Following some signature shenanigans in 2016, Colorado passed a law (HB17-1088) making the verification process even more rigorous. This year the Colorado Secretary of State checks signatures against voter registration forms:
The secretary of state’s office contracts with Integrated Document Solutions, an agency within the Department of Personnel and Administration, to conduct the checks. The cost per hour is $46.99 to verify signatures, and officials said the total could reach as high as $100,000 this year.
The work takes place inside the IDS office near the Pueblo airport, where a few dozen employees sit at hexagon-shaped desks, working in two shifts that stretch from 6 a.m. to 11 p.m. as they move line by line through 5,000 to 8,000 signatures a day.
A new computer software program — which cost the state $550,000 to develop and use for five years — helps automate parts of the process once done by hand.
To confirm signatures, the software puts an image of the petition next to the official voter record for comparison. If an initial review can’t authenticate a match, it moves to two supervisors who received special training and represent different political parties.
It takes only one of the supervisors to approve a signature and two of them to disqualify. So far, the process is rejecting about 5 percent of the signatures submitted, compared with less than 1 percent invalidated on mail ballots during elections [John Frank, “Colorado’s 2016 Election Was Stained by Forged Signatures. Here’s What the State Is Doing to Prevent It in 2018,” Denver Post, 2018.03.19].
If this process disqualifies a voter’s signature, the candidate gets three days to get a signed statement from that voter saying, “No, really! That’s my signature!”
Colorado has not applied this signature-verification process to ballot measure petitions yet; the Secretary of State says he wanted to see how it worked on smaller candidate petitions first.
Colorado reviews candidate petitions more rigorously to detect and deter fraud, but it also includes a double-check and a fix-it period to protect voters from disenfranchisement by shaky penmanship. In both regards, Colorado’s petition review process is better than South Dakota’s.
Remind me to include signature scans and fix-it periods in my comprehensive petition reform proposal for 2019!

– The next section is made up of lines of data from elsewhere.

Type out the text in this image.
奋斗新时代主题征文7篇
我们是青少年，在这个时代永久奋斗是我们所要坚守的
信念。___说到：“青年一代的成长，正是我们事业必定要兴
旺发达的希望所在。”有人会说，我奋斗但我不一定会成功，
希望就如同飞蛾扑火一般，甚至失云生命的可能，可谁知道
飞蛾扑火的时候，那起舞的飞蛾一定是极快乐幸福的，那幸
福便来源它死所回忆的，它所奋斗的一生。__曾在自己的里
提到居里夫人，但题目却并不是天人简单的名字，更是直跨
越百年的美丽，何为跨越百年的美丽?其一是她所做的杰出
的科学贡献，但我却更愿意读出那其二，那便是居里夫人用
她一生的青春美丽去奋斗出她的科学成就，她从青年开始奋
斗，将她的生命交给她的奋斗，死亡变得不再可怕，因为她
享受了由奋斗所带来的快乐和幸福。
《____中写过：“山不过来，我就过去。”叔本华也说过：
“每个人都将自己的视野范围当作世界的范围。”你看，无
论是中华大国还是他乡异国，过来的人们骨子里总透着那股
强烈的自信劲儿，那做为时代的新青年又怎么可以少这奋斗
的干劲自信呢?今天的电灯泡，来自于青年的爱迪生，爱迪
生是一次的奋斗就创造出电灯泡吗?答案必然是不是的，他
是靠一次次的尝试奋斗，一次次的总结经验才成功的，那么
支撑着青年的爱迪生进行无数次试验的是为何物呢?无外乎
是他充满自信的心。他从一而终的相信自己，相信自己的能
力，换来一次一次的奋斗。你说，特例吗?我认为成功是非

I’m curious how my signature today compares to the signature on my Brookings County Registration Card about 30 years ago.

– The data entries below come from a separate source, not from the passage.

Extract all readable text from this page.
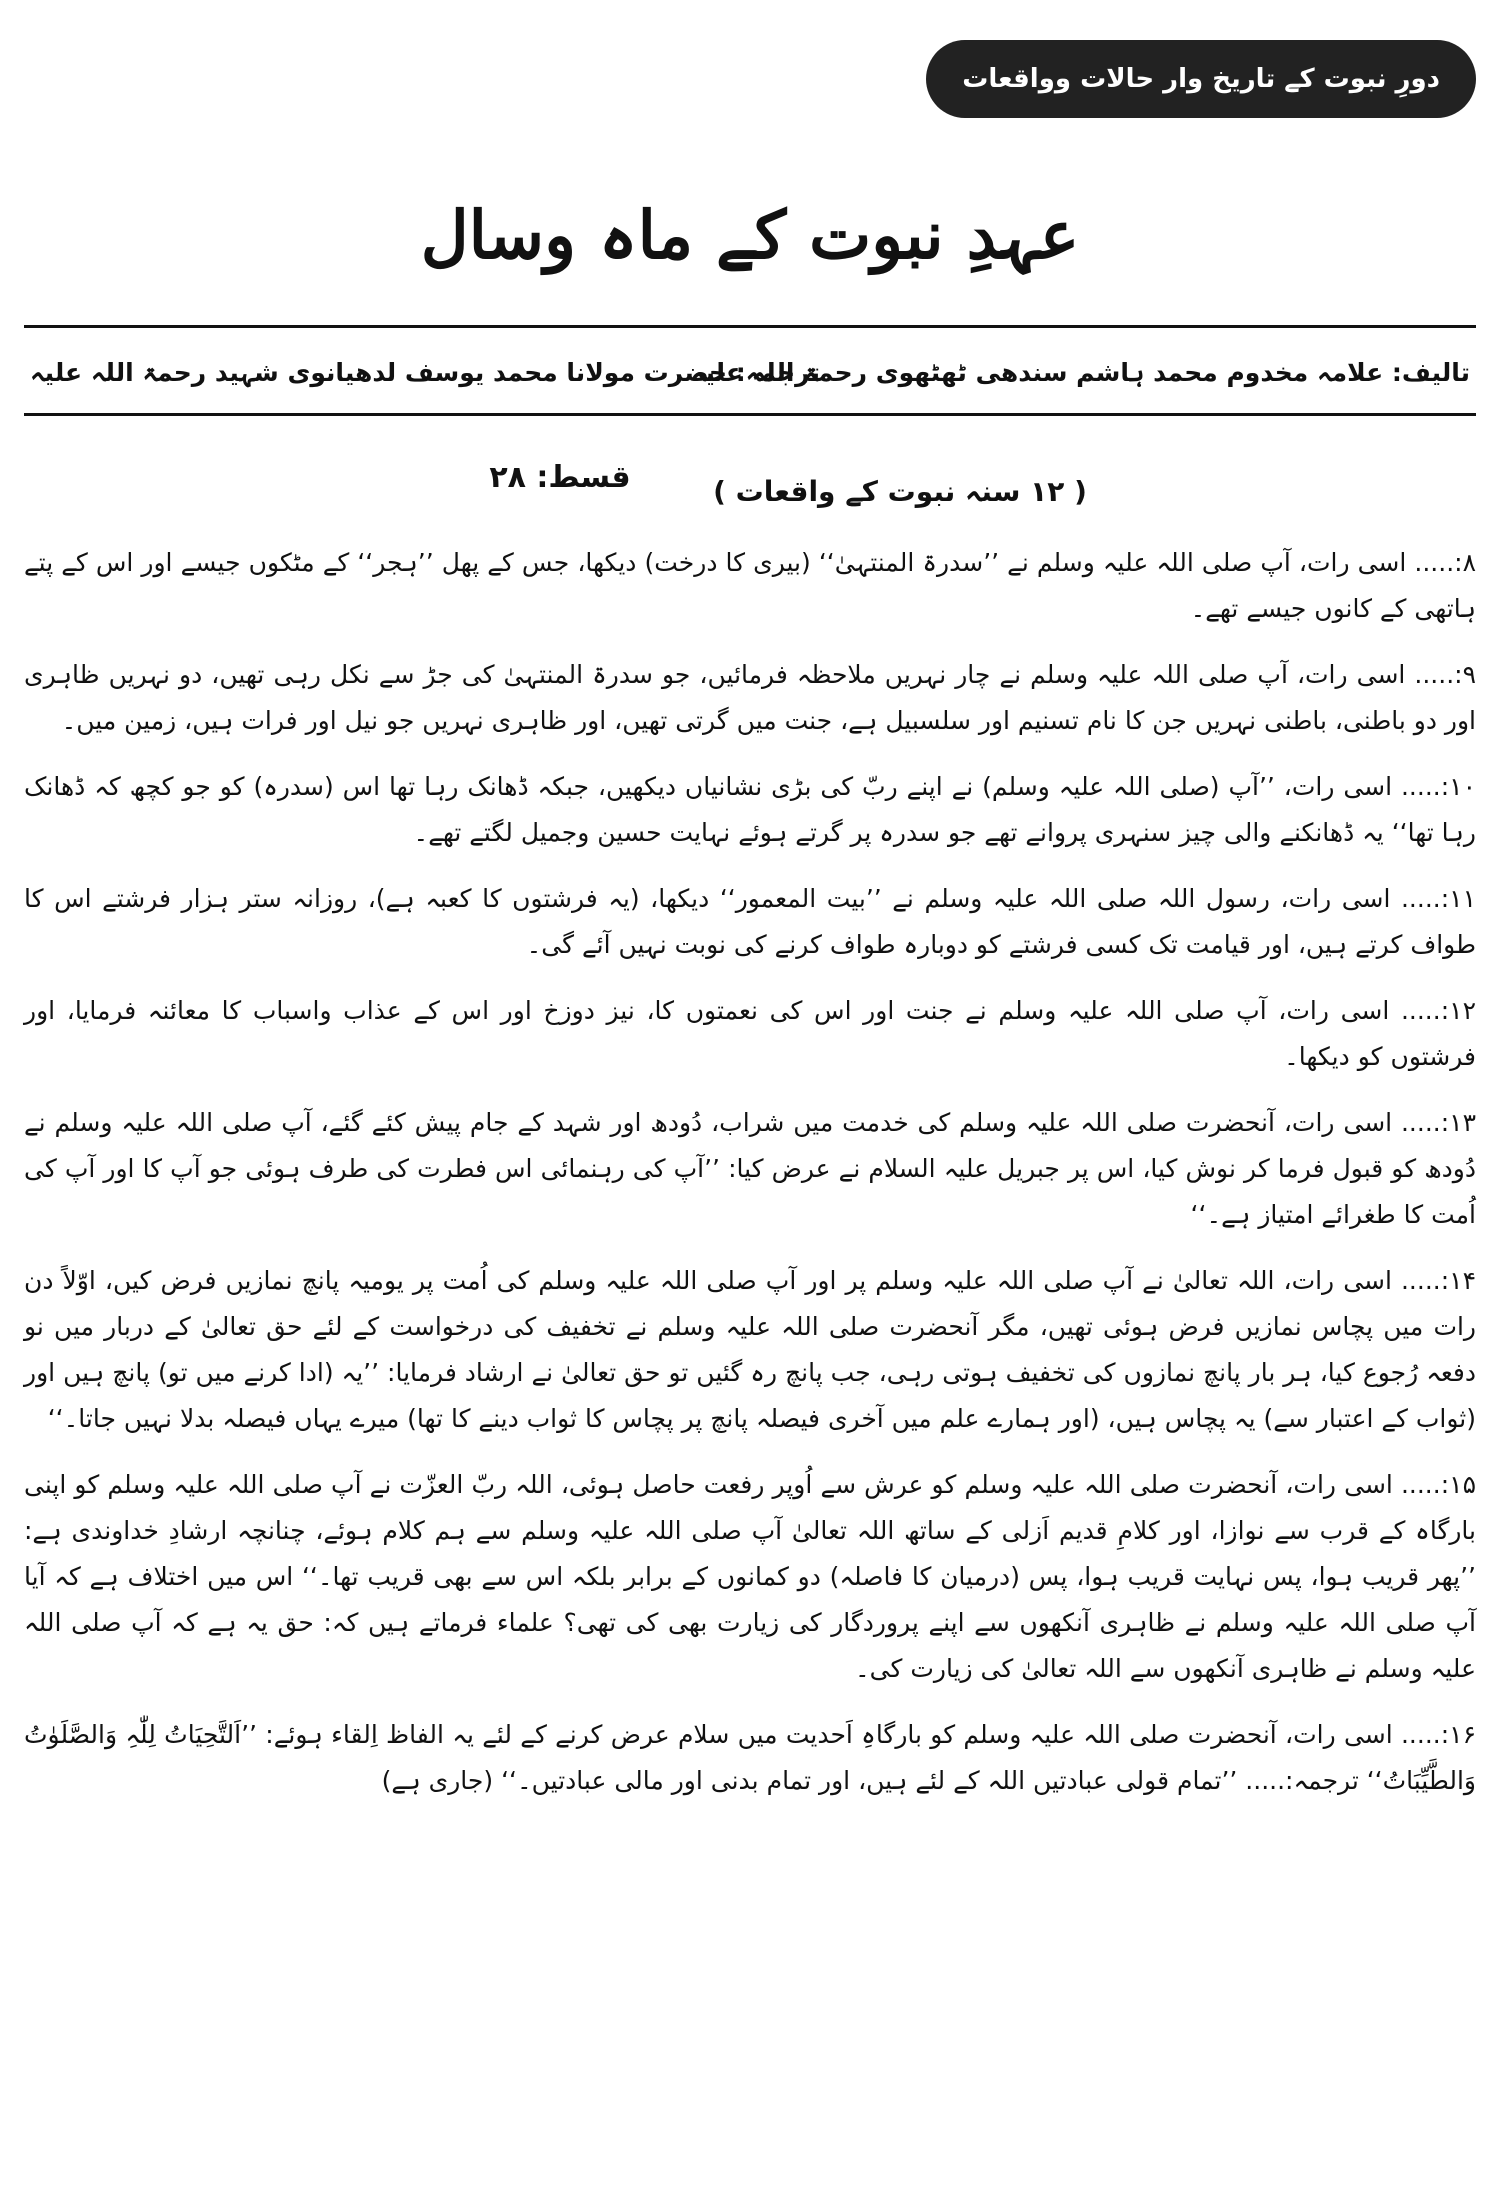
دورِ نبوت کے تاریخ وار حالات وواقعات
عہدِ نبوت کے ماہ وسال
تالیف: علامہ مخدوم محمد ہاشم سندھی ٹھٹھوی رحمۃ اللہ علیہ
ترجمہ: حضرت مولانا محمد یوسف لدھیانوی شہید رحمۃ اللہ علیہ
قسط: ۲۸	( ۱۲ سنہ نبوت کے واقعات )

۸:..... اسی رات، آپ صلی اللہ علیہ وسلم نے ’’سدرۃ المنتہیٰ‘‘ (بیری کا درخت) دیکھا، جس کے پھل ’’ہجر‘‘ کے مٹکوں جیسے اور اس کے پتے ہاتھی کے کانوں جیسے تھے۔

۹:..... اسی رات، آپ صلی اللہ علیہ وسلم نے چار نہریں ملاحظہ فرمائیں، جو سدرۃ المنتہیٰ کی جڑ سے نکل رہی تھیں، دو نہریں ظاہری اور دو باطنی، باطنی نہریں جن کا نام تسنیم اور سلسبیل ہے، جنت میں گرتی تھیں، اور ظاہری نہریں جو نیل اور فرات ہیں، زمین میں۔

۱۰:..... اسی رات، ’’آپ (صلی اللہ علیہ وسلم) نے اپنے ربّ کی بڑی نشانیاں دیکھیں، جبکہ ڈھانک رہا تھا اس (سدرہ) کو جو کچھ کہ ڈھانک رہا تھا‘‘ یہ ڈھانکنے والی چیز سنہری پروانے تھے جو سدرہ پر گرتے ہوئے نہایت حسین وجمیل لگتے تھے۔

۱۱:..... اسی رات، رسول اللہ صلی اللہ علیہ وسلم نے ’’بیت المعمور‘‘ دیکھا، (یہ فرشتوں کا کعبہ ہے)، روزانہ ستر ہزار فرشتے اس کا طواف کرتے ہیں، اور قیامت تک کسی فرشتے کو دوبارہ طواف کرنے کی نوبت نہیں آئے گی۔

۱۲:..... اسی رات، آپ صلی اللہ علیہ وسلم نے جنت اور اس کی نعمتوں کا، نیز دوزخ اور اس کے عذاب واسباب کا معائنہ فرمایا، اور فرشتوں کو دیکھا۔

۱۳:..... اسی رات، آنحضرت صلی اللہ علیہ وسلم کی خدمت میں شراب، دُودھ اور شہد کے جام پیش کئے گئے، آپ صلی اللہ علیہ وسلم نے دُودھ کو قبول فرما کر نوش کیا، اس پر جبریل علیہ السلام نے عرض کیا: ’’آپ کی رہنمائی اس فطرت کی طرف ہوئی جو آپ کا اور آپ کی اُمت کا طغرائے امتیاز ہے۔‘‘

۱۴:..... اسی رات، اللہ تعالیٰ نے آپ صلی اللہ علیہ وسلم پر اور آپ صلی اللہ علیہ وسلم کی اُمت پر یومیہ پانچ نمازیں فرض کیں، اوّلاً دن رات میں پچاس نمازیں فرض ہوئی تھیں، مگر آنحضرت صلی اللہ علیہ وسلم نے تخفیف کی درخواست کے لئے حق تعالیٰ کے دربار میں نو دفعہ رُجوع کیا، ہر بار پانچ نمازوں کی تخفیف ہوتی رہی، جب پانچ رہ گئیں تو حق تعالیٰ نے ارشاد فرمایا: ’’یہ (ادا کرنے میں تو) پانچ ہیں اور (ثواب کے اعتبار سے) یہ پچاس ہیں، (اور ہمارے علم میں آخری فیصلہ پانچ پر پچاس کا ثواب دینے کا تھا) میرے یہاں فیصلہ بدلا نہیں جاتا۔‘‘

۱۵:..... اسی رات، آنحضرت صلی اللہ علیہ وسلم کو عرش سے اُوپر رفعت حاصل ہوئی، اللہ ربّ العزّت نے آپ صلی اللہ علیہ وسلم کو اپنی بارگاہ کے قرب سے نوازا، اور کلامِ قدیم اَزلی کے ساتھ اللہ تعالیٰ آپ صلی اللہ علیہ وسلم سے ہم کلام ہوئے، چنانچہ ارشادِ خداوندی ہے: ’’پھر قریب ہوا، پس نہایت قریب ہوا، پس (درمیان کا فاصلہ) دو کمانوں کے برابر بلکہ اس سے بھی قریب تھا۔‘‘ اس میں اختلاف ہے کہ آیا آپ صلی اللہ علیہ وسلم نے ظاہری آنکھوں سے اپنے پروردگار کی زیارت بھی کی تھی؟ علماء فرماتے ہیں کہ: حق یہ ہے کہ آپ صلی اللہ علیہ وسلم نے ظاہری آنکھوں سے اللہ تعالیٰ کی زیارت کی۔

۱۶:..... اسی رات، آنحضرت صلی اللہ علیہ وسلم کو بارگاہِ اَحدیت میں سلام عرض کرنے کے لئے یہ الفاظ اِلقاء ہوئے: ’’اَلتَّحِیَاتُ لِلّٰہِ وَالصَّلَوٰتُ وَالطَّیِّبَاتُ‘‘ ترجمہ:..... ’’تمام قولی عبادتیں اللہ کے لئے ہیں، اور تمام بدنی اور مالی عبادتیں۔‘‘ (جاری ہے)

I actually considered giving myself an opportunity to participate in the Republican primary, but couldn’t.
The signature on my voter registration card is the signature of my 18 year old self from 42 years ago.
It seems to me that a petition should have a voter’s signature and voter ID number. Hire someone to do the data entry and…approved!
With that higher degree of authentication from the voter the number of signatures required should be greatly reduced.
Jeff, quick, without looking, what’s your voter ID number?